Zum ersten Mal finden sich alle Disziplinen des Multitalents Joop für den Betrachter zusammen: Die Ausstellung führt durch Zeichnungen, Gemälde, Grafiken, Skulpturen, Fotografien und natürlich Modedesigns – darunter einige, die noch nie öffentlich zu sehen waren. Sie erzählen vom facettenreichen Leben und Schaffen Joops, der bis heute nicht davor zurückschreckt, sich neu zu erfinden.
Angefangen mit einem Ölgemälde aus den Siebzigerjahren, eine frühe Fingerübung in Präzision und Stilisierung, die später auch seine Mode prägten: Damals, während seines Studiums in Braunschweig, kopierte Joop Stillleben nach alten Meistern und ließ sie durch Techniken wie Staub, Hitze oder künstliche Patina gealtert wirken. Mit dem Verkauf dieser Werke finanzierte er sich sein Studium.

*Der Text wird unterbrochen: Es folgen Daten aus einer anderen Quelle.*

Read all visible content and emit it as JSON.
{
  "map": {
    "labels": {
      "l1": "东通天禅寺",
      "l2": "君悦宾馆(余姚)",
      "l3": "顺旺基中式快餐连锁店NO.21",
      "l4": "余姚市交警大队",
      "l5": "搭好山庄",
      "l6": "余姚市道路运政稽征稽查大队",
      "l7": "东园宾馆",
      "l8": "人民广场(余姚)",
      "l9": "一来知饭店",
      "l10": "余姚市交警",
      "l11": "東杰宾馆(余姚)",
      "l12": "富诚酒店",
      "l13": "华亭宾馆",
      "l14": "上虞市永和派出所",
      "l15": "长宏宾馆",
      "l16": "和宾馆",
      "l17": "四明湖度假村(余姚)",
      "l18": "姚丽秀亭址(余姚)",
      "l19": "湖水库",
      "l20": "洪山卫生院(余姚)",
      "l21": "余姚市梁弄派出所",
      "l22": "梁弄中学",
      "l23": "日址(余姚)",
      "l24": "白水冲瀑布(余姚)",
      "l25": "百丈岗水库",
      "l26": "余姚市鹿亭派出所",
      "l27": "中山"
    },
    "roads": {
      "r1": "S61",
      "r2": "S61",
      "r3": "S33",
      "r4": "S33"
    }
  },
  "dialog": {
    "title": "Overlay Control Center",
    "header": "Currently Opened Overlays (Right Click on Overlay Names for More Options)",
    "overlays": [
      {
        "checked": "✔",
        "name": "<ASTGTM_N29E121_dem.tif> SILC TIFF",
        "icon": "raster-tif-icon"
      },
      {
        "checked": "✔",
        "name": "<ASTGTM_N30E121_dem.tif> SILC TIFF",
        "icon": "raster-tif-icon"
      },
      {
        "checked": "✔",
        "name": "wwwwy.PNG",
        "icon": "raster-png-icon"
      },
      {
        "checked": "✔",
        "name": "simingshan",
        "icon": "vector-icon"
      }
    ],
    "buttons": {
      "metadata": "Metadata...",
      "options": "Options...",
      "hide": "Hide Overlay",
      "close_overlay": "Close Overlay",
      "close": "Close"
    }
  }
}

Von dort spannt sich der Bogen: Zunächst zu den ersten Kollektionen für sein gleichnamiges Label in den Achtzigerjahren und den farbenfrohen Entwürfen seiner Marke „Wunderkind“ aus den Nullerjahren, die auf großformatigen Leinwänden inszeniert werden. Dann folgen die Zeichnungen, textilen Installationen und skulpturalen Arbeiten seiner Ausstellung „Wolfgang Joop. Eternal Love“, mit der er sich unter anderem 2011 auf der 54. Kunstbiennale in Venedig als bildender Künstler präsentierte. Diese spätere Phase seines Schaffens zeigt sich vergleichsweise farbreduziert, erzählt von Ewigkeit, Vergänglichkeit, dem Göttlichen und Irdischen – bringt also die philosophische Ader Joops zum Ausdruck, die er auch in Interviews und als Schriftsteller immer wieder betont.
„Transmitter und Zwischenwesen“
Als wiederkehrende Motive tauchen Engel und Affen auf. Die Engel schlüpfen aus weißen, marmornen Frühstückseiern. Die weibliche Affenbüsten sind aus schwarzem Marmor gefertigt, ihre Köpfe zieren goldene Rosenblütenkränze – Sinnbilder, die Joops Leben wie kaum etwas anderes durchziehen.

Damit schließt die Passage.